1954 was also the year that Jonas Salk conducted his field trial for the polio vaccine and one year later he announced the vaccine’s success. Meanwhile parents were deathly afraid for their children’s health and Jesse’s mom was no exception. So she kept him in the house as much as possible – no swimming whatsoever and only one trip alone to the picture show. Jesse spent his time drawing, visiting with his Gramps, and imagining himself strong like Charles Atlas.

Then grief strikes Jesse and polio does too. He feels weaker than ever. But in some ways he is just finding his own strength.

This story is about much more than polio. It is about relationships and how they carry us through difficult times, how the smallest things we say have a lasting impact on others, and how people who seem really tough on the outside may actually feel as vulnerable as we do on the inside.

Jesse shares this story in first person.

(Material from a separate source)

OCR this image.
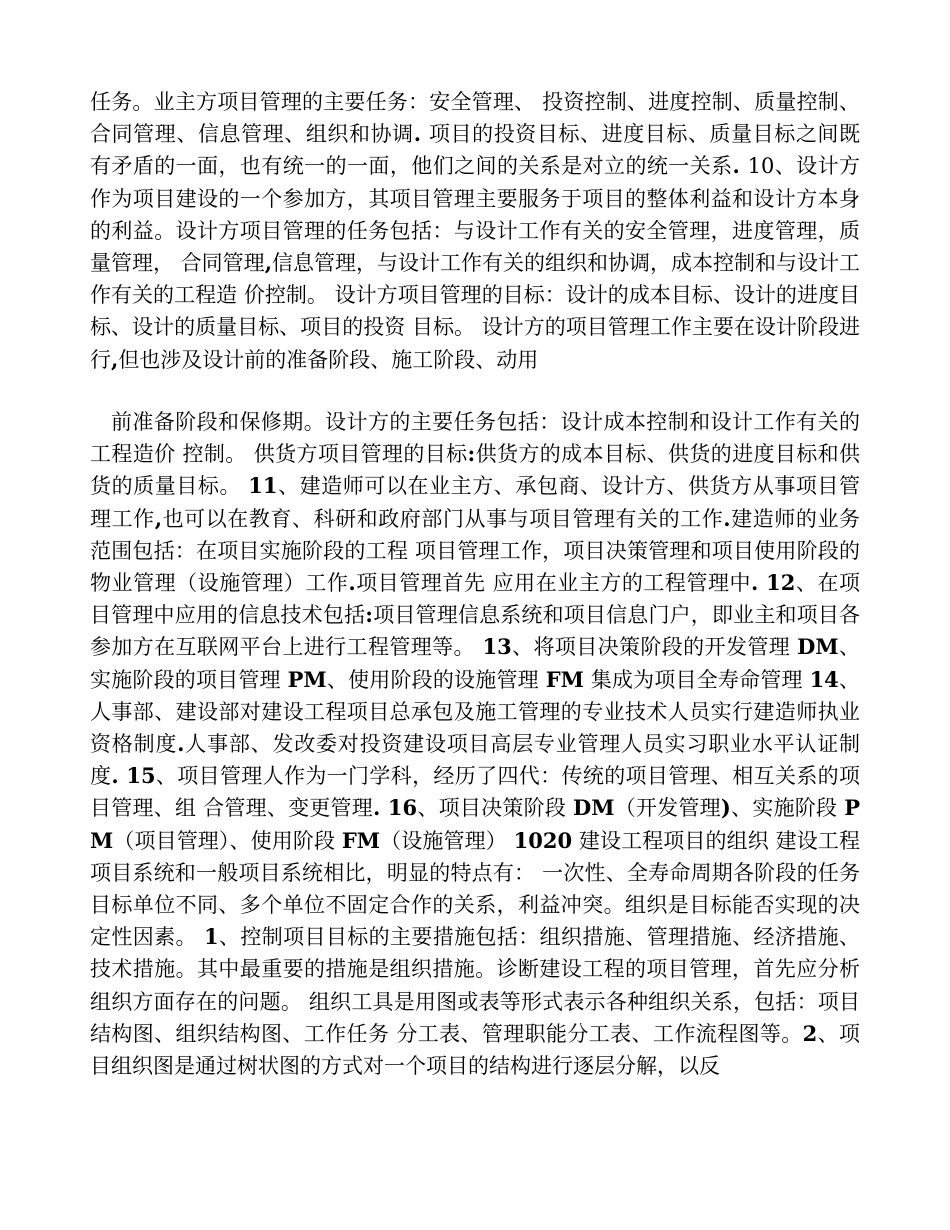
任务。业主方项目管理的主要任务：安全管理、 投资控制、进度控制、质量控制、合同管理、信息管理、组织和协调. 项目的投资目标、进度目标、质量目标之间既有矛盾的一面，也有统一的一面，他们之间的关系是对立的统一关系. 10、设计方作为项目建设的一个参加方，其项目管理主要服务于项目的整体利益和设计方本身的利益。设计方项目管理的任务包括：与设计工作有关的安全管理，进度管理，质量管理， 合同管理,信息管理，与设计工作有关的组织和协调，成本控制和与设计工作有关的工程造 价控制。 设计方项目管理的目标：设计的成本目标、设计的进度目标、设计的质量目标、项目的投资 目标。 设计方的项目管理工作主要在设计阶段进行,但也涉及设计前的准备阶段、施工阶段、动用

前准备阶段和保修期。设计方的主要任务包括：设计成本控制和设计工作有关的工程造价 控制。 供货方项目管理的目标:供货方的成本目标、供货的进度目标和供货的质量目标。 11、建造师可以在业主方、承包商、设计方、供货方从事项目管理工作,也可以在教育、科研和政府部门从事与项目管理有关的工作.建造师的业务范围包括：在项目实施阶段的工程 项目管理工作，项目决策管理和项目使用阶段的物业管理（设施管理）工作.项目管理首先 应用在业主方的工程管理中. 12、在项目管理中应用的信息技术包括:项目管理信息系统和项目信息门户，即业主和项目各参加方在互联网平台上进行工程管理等。 13、将项目决策阶段的开发管理 DM、实施阶段的项目管理 PM、使用阶段的设施管理 FM 集成为项目全寿命管理 14、人事部、建设部对建设工程项目总承包及施工管理的专业技术人员实行建造师执业资格制度.人事部、发改委对投资建设项目高层专业管理人员实习职业水平认证制度. 15、项目管理人作为一门学科，经历了四代：传统的项目管理、相互关系的项目管理、组 合管理、变更管理. 16、项目决策阶段 DM（开发管理)、实施阶段 PM（项目管理）、使用阶段 FM（设施管理） 1020 建设工程项目的组织 建设工程项目系统和一般项目系统相比，明显的特点有： 一次性、全寿命周期各阶段的任务 目标单位不同、多个单位不固定合作的关系，利益冲突。组织是目标能否实现的决定性因素。 1、控制项目目标的主要措施包括：组织措施、管理措施、经济措施、技术措施。其中最重要的措施是组织措施。诊断建设工程的项目管理，首先应分析组织方面存在的问题。 组织工具是用图或表等形式表示各种组织关系，包括：项目结构图、组织结构图、工作任务 分工表、管理职能分工表、工作流程图等。2、项目组织图是通过树状图的方式对一个项目的结构进行逐层分解，以反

His voice is “easy listening” – not in the relaxing sense of the word; there are some disturbing things in his story. But he shares them with humor and honesty and the reader cares about him right away.

The author note at the end is a really good overview of polio history.

Oh, and I loved this word of wisdom from Jesse MacLean:

Sometimes when a mean thought goes through your head, it’s better to zip your mouth closed.